Slippery is what I mean.
Even so, the waterfall was more of a slow pour leaving the basin mostly rocks and dirt and a few sizable boulders surrounding a small pool and subsequent stream that drizzled its way to the Mississippi river.
Being young and dumb and reckless, we never once considered the danger posed by the waterfall and the cliffside, and so while we were running around near the cliffside, I slipped on the leaves and slid down over the ledge. Clinging there, I felt ground beneath my feet so I wasn't worried. Even laughed a bit as my friends watched me.
And then I slipped over.
Whatever I felt beneath my feet wasn't enough ground to stop me and so I fell off the cliff. About forty feet. I don't much remember falling because it happened, I guess, too fast, though the doctors said that that was a natural response to this kind of experience. Anyway, I fell backwards through the air and hit the ground beneath.
The wind knocked out of me, but I bounced right back up to my feet, trying to catch my breath while, from above, my friends called out, "Are you dead?"
I wanted to yell back, tell them No, but I still couldn't catch my breath. Pacing the basin, I stared up at where I fell from. I didn't much think about anything except that I couldn't breathe yet and my shoulder hurt a lot. I shrugged my way out of my overcoat and nearly passed out, though it didn't especially hurt. The back of the right shoulder on the coat looked like it had been scraped clean of color. Beside me, a large jutting rock about my height pointed up at the sky and I thought, for a moment, what would have happened had I been broken over that instead of hitting the ground the way I did.
My friends made their way down the steep valley leading to the waterfall basin, trying to figure out if I was all right. I felt fine, which was a sure sign that I was not fine. My friends, dummies that we all were, were at least smart enough to see that I was ghastly pale and unsteady. They said we needed to get help and wait down there.

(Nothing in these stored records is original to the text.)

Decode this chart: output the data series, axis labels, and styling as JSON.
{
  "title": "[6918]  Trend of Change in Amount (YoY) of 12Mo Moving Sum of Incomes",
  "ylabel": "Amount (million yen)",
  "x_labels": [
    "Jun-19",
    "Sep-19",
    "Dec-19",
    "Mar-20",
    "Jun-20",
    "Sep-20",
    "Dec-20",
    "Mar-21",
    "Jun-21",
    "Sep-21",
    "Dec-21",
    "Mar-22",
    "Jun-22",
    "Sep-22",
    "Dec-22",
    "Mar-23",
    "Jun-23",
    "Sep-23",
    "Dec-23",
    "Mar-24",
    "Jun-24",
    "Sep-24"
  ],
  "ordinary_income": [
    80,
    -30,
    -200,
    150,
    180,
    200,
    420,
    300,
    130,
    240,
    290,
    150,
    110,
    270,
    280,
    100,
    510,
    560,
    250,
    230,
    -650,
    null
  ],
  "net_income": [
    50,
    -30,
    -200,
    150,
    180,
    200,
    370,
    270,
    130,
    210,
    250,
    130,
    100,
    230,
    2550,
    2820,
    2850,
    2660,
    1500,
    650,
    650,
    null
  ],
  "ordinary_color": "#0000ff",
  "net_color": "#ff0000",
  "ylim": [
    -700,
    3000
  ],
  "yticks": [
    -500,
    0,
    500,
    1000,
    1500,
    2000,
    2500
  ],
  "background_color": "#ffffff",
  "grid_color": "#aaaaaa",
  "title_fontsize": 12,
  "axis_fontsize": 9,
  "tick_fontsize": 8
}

This was before people generally had cellphones and though my right arm hung limp at my side, I decided we should climb back out and walk back home. Without waiting for them, I ran for the incline and used the trees and brush to climb back up out of the valley. This is something else I don't much remember. One of those moments where your brain shuts down your ability to feel pain because you're too foolish to stop hurting yourself.

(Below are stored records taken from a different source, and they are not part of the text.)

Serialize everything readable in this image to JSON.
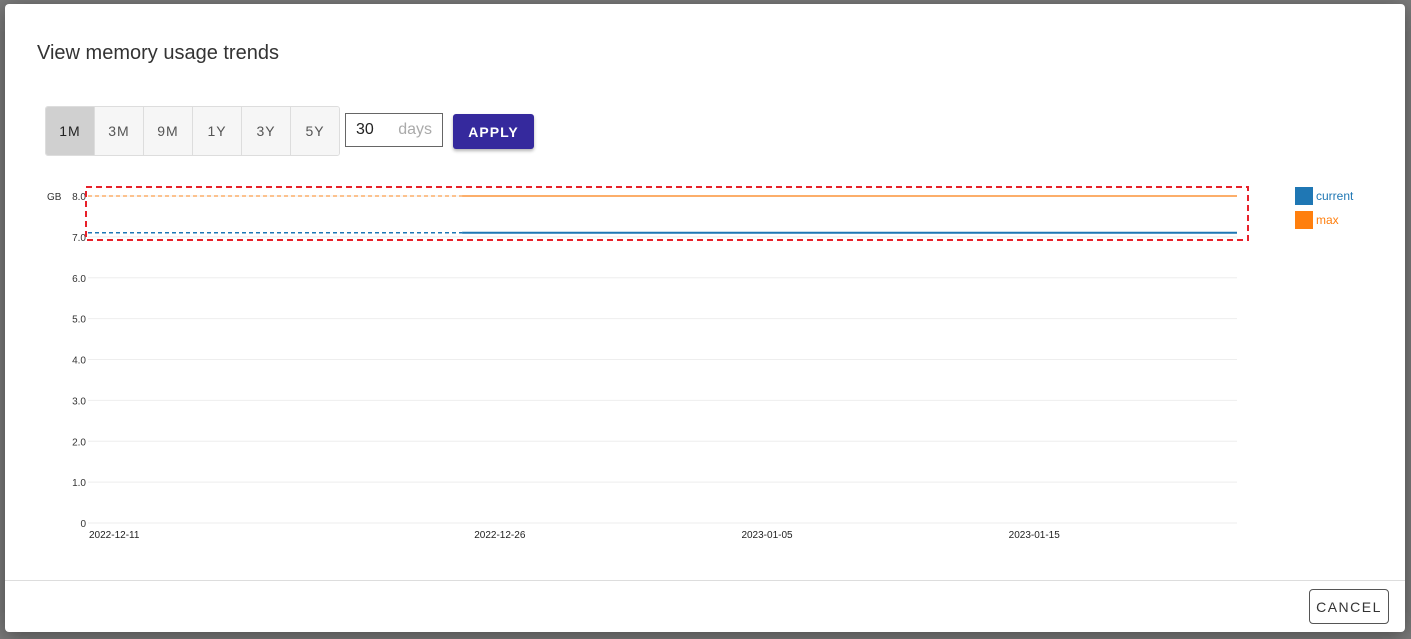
{
  "dialog": {
    "title": "View memory usage trends",
    "ranges": [
      "1M",
      "3M",
      "9M",
      "1Y",
      "3Y",
      "5Y"
    ],
    "active_range": "1M",
    "days_value": "30",
    "days_unit": "days",
    "apply_label": "APPLY",
    "cancel_label": "CANCEL"
  },
  "chart_data": {
    "type": "line",
    "ylabel": "GB",
    "ylim": [
      0,
      8
    ],
    "yticks": [
      "0",
      "1.0",
      "2.0",
      "3.0",
      "4.0",
      "5.0",
      "6.0",
      "7.0",
      "8.0"
    ],
    "xlim": [
      "2022-12-11",
      "2023-01-23"
    ],
    "xticks": [
      "2022-12-11",
      "2022-12-26",
      "2023-01-05",
      "2023-01-15"
    ],
    "grid": true,
    "legend_position": "right",
    "series": [
      {
        "name": "current",
        "color": "#1f77b4",
        "x": [
          "2022-12-25",
          "2022-12-28",
          "2023-01-20",
          "2023-01-23"
        ],
        "values": [
          7.1,
          7.1,
          7.1,
          7.1
        ]
      },
      {
        "name": "max",
        "color": "#ff7f0e",
        "x": [
          "2022-12-25",
          "2023-01-23"
        ],
        "values": [
          8.0,
          8.0
        ]
      }
    ],
    "highlight_color": "#e8202a"
  }
}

As we walked back home, my friends flanking me on either side, one of them told me that the doctors would probably cut off my sweater and shirt to see what was wrong.
"This is my favorite sweater."
"You can get a new one."
Well, I decided I'd save my sweater by taking it off. Once more, I nearly collapsed, my vision going black, but I managed to get my favorite sweater off.

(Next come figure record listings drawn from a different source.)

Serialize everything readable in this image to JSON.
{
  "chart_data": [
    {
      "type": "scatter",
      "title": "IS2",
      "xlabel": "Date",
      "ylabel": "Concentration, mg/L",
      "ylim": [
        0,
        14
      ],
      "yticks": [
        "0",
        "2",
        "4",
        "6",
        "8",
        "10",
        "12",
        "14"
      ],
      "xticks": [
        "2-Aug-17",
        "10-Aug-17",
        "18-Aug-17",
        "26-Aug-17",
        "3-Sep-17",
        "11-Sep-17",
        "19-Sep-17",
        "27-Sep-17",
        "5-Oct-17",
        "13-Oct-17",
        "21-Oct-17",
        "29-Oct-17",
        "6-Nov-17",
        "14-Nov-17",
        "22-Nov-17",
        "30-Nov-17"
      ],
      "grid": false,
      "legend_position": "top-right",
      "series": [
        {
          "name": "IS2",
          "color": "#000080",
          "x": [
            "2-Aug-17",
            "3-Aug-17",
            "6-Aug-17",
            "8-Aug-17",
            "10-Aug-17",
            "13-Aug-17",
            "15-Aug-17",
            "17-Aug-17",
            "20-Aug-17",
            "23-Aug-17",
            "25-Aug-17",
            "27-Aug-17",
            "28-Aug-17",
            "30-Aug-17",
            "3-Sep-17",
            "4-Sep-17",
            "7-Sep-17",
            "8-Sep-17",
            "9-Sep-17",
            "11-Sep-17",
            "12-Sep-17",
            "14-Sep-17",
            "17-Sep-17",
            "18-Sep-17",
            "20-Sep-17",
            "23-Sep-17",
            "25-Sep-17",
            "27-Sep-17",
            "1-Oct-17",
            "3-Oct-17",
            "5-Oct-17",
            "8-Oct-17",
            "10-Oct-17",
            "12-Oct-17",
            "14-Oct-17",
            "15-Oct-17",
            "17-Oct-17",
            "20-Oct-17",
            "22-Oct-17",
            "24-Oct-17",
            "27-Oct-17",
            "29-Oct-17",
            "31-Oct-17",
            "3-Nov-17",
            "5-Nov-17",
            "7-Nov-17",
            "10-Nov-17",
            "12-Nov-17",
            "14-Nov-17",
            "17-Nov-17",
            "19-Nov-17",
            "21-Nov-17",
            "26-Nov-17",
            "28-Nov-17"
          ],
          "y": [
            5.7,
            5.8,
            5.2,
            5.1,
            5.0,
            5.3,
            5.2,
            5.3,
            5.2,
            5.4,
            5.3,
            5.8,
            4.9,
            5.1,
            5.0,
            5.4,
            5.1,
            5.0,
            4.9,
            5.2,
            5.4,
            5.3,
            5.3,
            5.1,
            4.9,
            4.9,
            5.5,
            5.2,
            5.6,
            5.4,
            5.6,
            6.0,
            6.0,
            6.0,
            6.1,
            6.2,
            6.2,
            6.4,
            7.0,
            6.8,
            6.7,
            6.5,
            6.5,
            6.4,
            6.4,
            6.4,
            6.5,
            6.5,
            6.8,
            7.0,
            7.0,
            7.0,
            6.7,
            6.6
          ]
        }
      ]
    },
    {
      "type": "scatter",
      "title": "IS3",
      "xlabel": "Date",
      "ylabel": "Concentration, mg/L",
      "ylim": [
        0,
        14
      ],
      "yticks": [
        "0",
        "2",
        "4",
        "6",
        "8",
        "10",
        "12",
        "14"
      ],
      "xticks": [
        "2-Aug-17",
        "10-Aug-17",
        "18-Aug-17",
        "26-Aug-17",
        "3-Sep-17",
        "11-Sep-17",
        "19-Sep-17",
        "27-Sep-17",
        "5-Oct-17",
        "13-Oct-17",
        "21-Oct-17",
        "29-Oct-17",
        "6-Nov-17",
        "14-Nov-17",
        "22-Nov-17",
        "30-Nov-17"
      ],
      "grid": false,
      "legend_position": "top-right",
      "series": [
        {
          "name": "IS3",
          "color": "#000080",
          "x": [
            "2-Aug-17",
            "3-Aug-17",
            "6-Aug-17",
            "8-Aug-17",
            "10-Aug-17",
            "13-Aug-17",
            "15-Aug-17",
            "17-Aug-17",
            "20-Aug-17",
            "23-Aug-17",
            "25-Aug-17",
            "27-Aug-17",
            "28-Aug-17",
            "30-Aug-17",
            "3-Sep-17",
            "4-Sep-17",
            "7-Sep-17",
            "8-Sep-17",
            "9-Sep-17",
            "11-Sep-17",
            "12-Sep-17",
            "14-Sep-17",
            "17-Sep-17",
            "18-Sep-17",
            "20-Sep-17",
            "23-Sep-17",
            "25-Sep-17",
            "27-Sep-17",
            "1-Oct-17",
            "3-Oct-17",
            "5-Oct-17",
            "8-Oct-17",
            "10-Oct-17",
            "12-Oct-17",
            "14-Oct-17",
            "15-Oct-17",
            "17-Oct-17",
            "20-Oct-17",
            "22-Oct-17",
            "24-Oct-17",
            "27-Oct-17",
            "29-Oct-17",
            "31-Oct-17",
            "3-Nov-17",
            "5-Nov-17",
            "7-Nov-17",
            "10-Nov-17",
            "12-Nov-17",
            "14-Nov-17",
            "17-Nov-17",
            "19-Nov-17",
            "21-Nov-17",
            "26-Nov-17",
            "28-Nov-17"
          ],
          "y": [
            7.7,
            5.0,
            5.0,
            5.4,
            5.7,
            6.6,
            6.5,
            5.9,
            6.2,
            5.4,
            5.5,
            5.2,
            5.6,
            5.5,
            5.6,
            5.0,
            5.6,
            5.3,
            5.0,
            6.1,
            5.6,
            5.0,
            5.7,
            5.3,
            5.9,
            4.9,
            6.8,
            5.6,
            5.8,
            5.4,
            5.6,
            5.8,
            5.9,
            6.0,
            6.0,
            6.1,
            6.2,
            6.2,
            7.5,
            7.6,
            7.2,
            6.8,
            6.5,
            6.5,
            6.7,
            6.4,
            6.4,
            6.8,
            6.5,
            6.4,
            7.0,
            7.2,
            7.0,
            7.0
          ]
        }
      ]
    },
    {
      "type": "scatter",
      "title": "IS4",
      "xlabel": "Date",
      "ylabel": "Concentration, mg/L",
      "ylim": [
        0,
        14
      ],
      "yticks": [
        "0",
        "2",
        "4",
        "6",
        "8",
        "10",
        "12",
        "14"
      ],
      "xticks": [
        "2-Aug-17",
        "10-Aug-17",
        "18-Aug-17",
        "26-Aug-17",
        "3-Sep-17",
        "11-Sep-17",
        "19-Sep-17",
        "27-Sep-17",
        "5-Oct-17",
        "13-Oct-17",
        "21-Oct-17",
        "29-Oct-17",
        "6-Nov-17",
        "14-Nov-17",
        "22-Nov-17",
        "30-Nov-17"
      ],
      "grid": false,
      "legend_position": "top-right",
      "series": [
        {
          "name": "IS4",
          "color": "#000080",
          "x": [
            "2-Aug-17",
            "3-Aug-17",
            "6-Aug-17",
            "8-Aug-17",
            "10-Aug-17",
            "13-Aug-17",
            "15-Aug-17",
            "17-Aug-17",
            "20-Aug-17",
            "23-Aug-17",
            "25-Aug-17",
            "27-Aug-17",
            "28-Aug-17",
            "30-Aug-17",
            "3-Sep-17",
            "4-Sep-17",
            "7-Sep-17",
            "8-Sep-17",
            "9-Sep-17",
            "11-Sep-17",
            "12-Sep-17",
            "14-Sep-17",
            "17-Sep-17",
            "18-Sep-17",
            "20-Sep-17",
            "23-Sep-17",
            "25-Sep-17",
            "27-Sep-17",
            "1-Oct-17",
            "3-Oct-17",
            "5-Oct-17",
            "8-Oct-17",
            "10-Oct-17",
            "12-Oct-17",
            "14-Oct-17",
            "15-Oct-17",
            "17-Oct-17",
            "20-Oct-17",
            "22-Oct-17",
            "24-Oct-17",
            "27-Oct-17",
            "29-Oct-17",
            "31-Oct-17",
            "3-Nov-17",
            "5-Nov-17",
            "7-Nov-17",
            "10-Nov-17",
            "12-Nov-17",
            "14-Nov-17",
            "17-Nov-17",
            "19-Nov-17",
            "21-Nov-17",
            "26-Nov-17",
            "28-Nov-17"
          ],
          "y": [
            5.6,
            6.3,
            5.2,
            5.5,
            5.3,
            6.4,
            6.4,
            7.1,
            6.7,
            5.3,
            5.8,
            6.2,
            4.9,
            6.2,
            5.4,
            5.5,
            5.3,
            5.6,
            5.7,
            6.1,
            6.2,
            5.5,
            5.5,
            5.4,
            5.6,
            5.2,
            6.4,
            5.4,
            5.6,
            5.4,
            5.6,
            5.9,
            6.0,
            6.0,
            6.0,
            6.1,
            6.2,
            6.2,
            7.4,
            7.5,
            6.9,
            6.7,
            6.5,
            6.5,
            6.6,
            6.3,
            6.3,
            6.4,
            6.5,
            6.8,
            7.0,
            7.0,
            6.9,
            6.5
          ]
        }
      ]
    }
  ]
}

We rang my parents' doorbell and when my mom opened the door I said, simply, "I fell off the cliff."
I spent the weekend at the hospital where I slept probably 80% of the time. No concussion or internal bleeding, but I did break my collarbone. When they were doing the x-rays, I had to hold my right arm up and I remember saying, "I'm gonna pass out," before I collapsed but was caught by one of the nurses, who set me in a chair. That was when I began crying. And I couldn't stop.
"Are you hurt?"
"No!"
"What's wrong?"
"I don't know!"
"Is it just the shock?"
"Uh huh!"
The nurses and doctors began calling me the miracle boy, which was a whole thing to think about on top of everything else. My heart rate kept dropping below 40bpm, which set off an alarm, so my dad set the bed so that I was nearly sitting up, which solved the problem.
People came and visited me, though I mostly drifted in and out of consciousness the whole weekend.
On Sunday evening, I got to go home wearing a sling until my collarbone reknit itself.